And this isn't a smug middle class issue with people showing off that their Jocasta's eat olives for breakfast. Cereal is fecking expensive. Eggs on toast isn't. And if you are from a low income family, your dc's risks of having health issues later in life are sadly much higher. It is therefore even more important you eat a healthy breakfast each day. This is something we should be discussing.

MrsWinnibago · 13/06/2014 09:28

Can someone please tell me....have you ever heard of a child without an eating disorder or SN that has stopped eating and simply starved?

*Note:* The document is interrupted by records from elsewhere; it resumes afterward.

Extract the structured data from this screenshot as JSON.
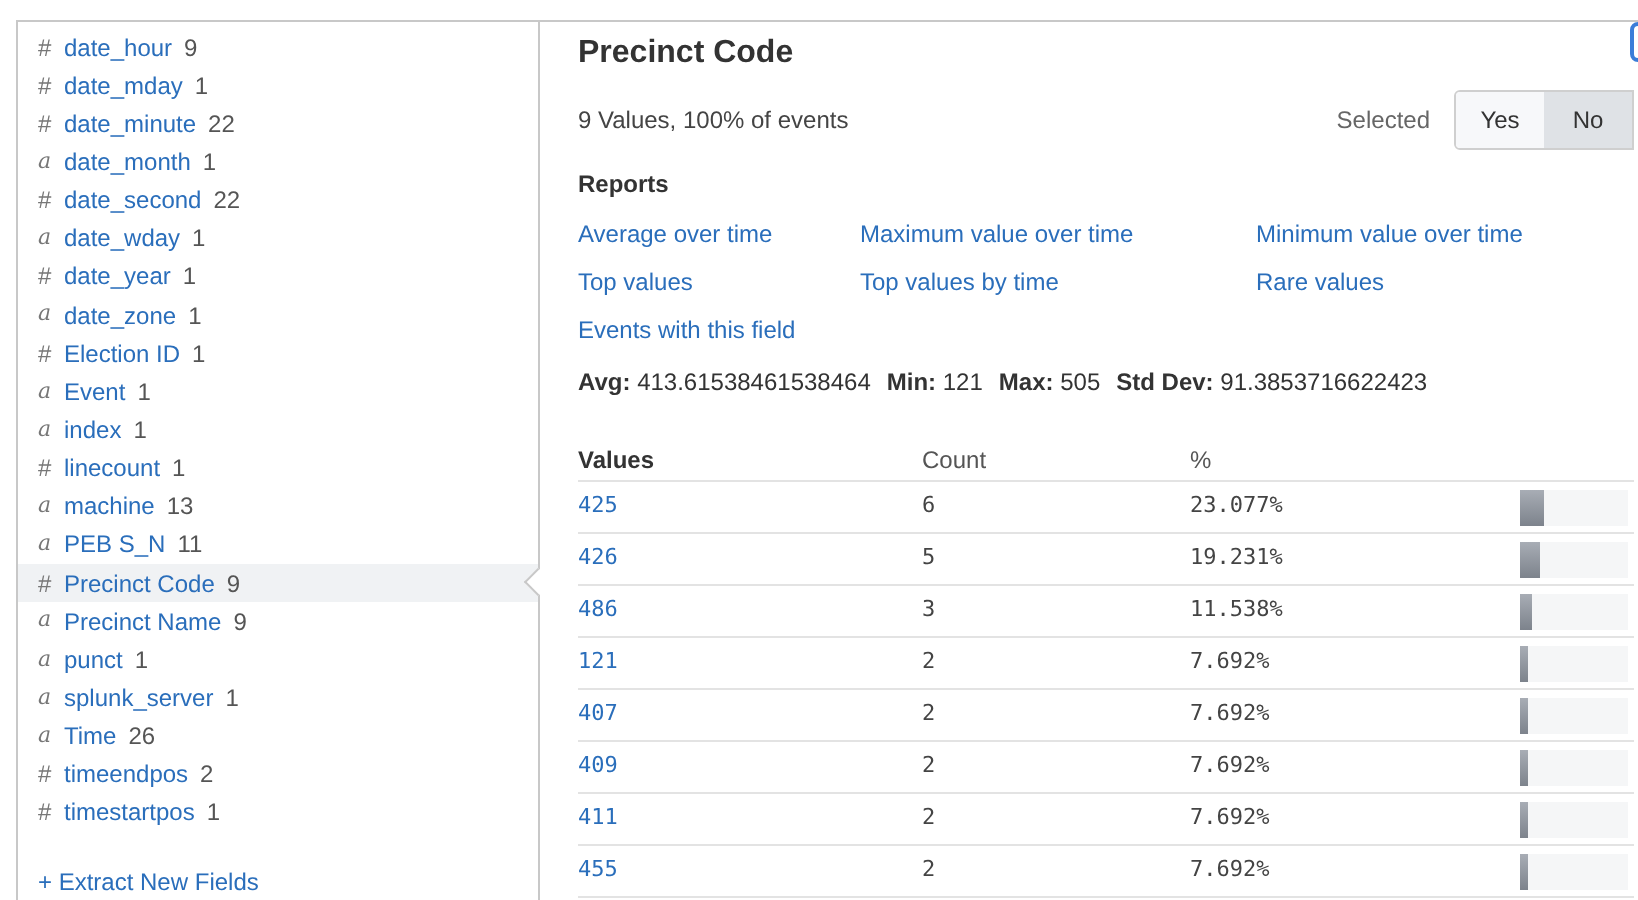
{
  "fields": [
    {
      "type_icon": "#",
      "name": "date_hour",
      "count": "9",
      "selected": false
    },
    {
      "type_icon": "#",
      "name": "date_mday",
      "count": "1",
      "selected": false
    },
    {
      "type_icon": "#",
      "name": "date_minute",
      "count": "22",
      "selected": false
    },
    {
      "type_icon": "a",
      "name": "date_month",
      "count": "1",
      "selected": false
    },
    {
      "type_icon": "#",
      "name": "date_second",
      "count": "22",
      "selected": false
    },
    {
      "type_icon": "a",
      "name": "date_wday",
      "count": "1",
      "selected": false
    },
    {
      "type_icon": "#",
      "name": "date_year",
      "count": "1",
      "selected": false
    },
    {
      "type_icon": "a",
      "name": "date_zone",
      "count": "1",
      "selected": false
    },
    {
      "type_icon": "#",
      "name": "Election ID",
      "count": "1",
      "selected": false
    },
    {
      "type_icon": "a",
      "name": "Event",
      "count": "1",
      "selected": false
    },
    {
      "type_icon": "a",
      "name": "index",
      "count": "1",
      "selected": false
    },
    {
      "type_icon": "#",
      "name": "linecount",
      "count": "1",
      "selected": false
    },
    {
      "type_icon": "a",
      "name": "machine",
      "count": "13",
      "selected": false
    },
    {
      "type_icon": "a",
      "name": "PEB S_N",
      "count": "11",
      "selected": false
    },
    {
      "type_icon": "#",
      "name": "Precinct Code",
      "count": "9",
      "selected": true
    },
    {
      "type_icon": "a",
      "name": "Precinct Name",
      "count": "9",
      "selected": false
    },
    {
      "type_icon": "a",
      "name": "punct",
      "count": "1",
      "selected": false
    },
    {
      "type_icon": "a",
      "name": "splunk_server",
      "count": "1",
      "selected": false
    },
    {
      "type_icon": "a",
      "name": "Time",
      "count": "26",
      "selected": false
    },
    {
      "type_icon": "#",
      "name": "timeendpos",
      "count": "2",
      "selected": false
    },
    {
      "type_icon": "#",
      "name": "timestartpos",
      "count": "1",
      "selected": false
    }
  ],
  "extract_link": "+ Extract New Fields",
  "detail": {
    "title": "Precinct Code",
    "summary": "9 Values, 100% of events",
    "selected_label": "Selected",
    "toggle": [
      {
        "label": "Yes",
        "selected": false
      },
      {
        "label": "No",
        "selected": true
      }
    ],
    "reports_heading": "Reports",
    "reports": [
      "Average over time",
      "Maximum value over time",
      "Minimum value over time",
      "Top values",
      "Top values by time",
      "Rare values",
      "Events with this field"
    ],
    "stats": [
      {
        "label": "Avg:",
        "value": "413.61538461538464"
      },
      {
        "label": "Min:",
        "value": "121"
      },
      {
        "label": "Max:",
        "value": "505"
      },
      {
        "label": "Std Dev:",
        "value": "91.3853716622423"
      }
    ],
    "table": {
      "columns": [
        "Values",
        "Count",
        "%"
      ],
      "rows": [
        {
          "value": "425",
          "count": "6",
          "percent": "23.077%",
          "level": 0.23077
        },
        {
          "value": "426",
          "count": "5",
          "percent": "19.231%",
          "level": 0.19231
        },
        {
          "value": "486",
          "count": "3",
          "percent": "11.538%",
          "level": 0.11538
        },
        {
          "value": "121",
          "count": "2",
          "percent": "7.692%",
          "level": 0.07692
        },
        {
          "value": "407",
          "count": "2",
          "percent": "7.692%",
          "level": 0.07692
        },
        {
          "value": "409",
          "count": "2",
          "percent": "7.692%",
          "level": 0.07692
        },
        {
          "value": "411",
          "count": "2",
          "percent": "7.692%",
          "level": 0.07692
        },
        {
          "value": "455",
          "count": "2",
          "percent": "7.692%",
          "level": 0.07692
        }
      ]
    }
  }
}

I'm always confused by this "He won't eat anything else..." thing which so many parents say re their children who have shit diets.....I might come over as a wanker but I subscribe to the "When he's hungry enough he will" school of thought....and I DO have experience of it.

My DD went days on nothing but cucumber and milk....I wouldn't offer her chips every day which I knew she'd eat...because I wanted her to eat rice/pasta/veg/fruit and eventually...surprise surprise she did!

Mintyy · 13/06/2014 09:30

Oh I give up. The smuggery isn't to do with the food, it is to do with the insistence that children will eat what you give them.

My best foodie friend wanted her son to eat porridge for breakfast and she battled with him for months. He didn't like it and she sent him to school hungry hoping to "break" him. He never did. The kid doesn't like porridge. I was disgusted with her for that.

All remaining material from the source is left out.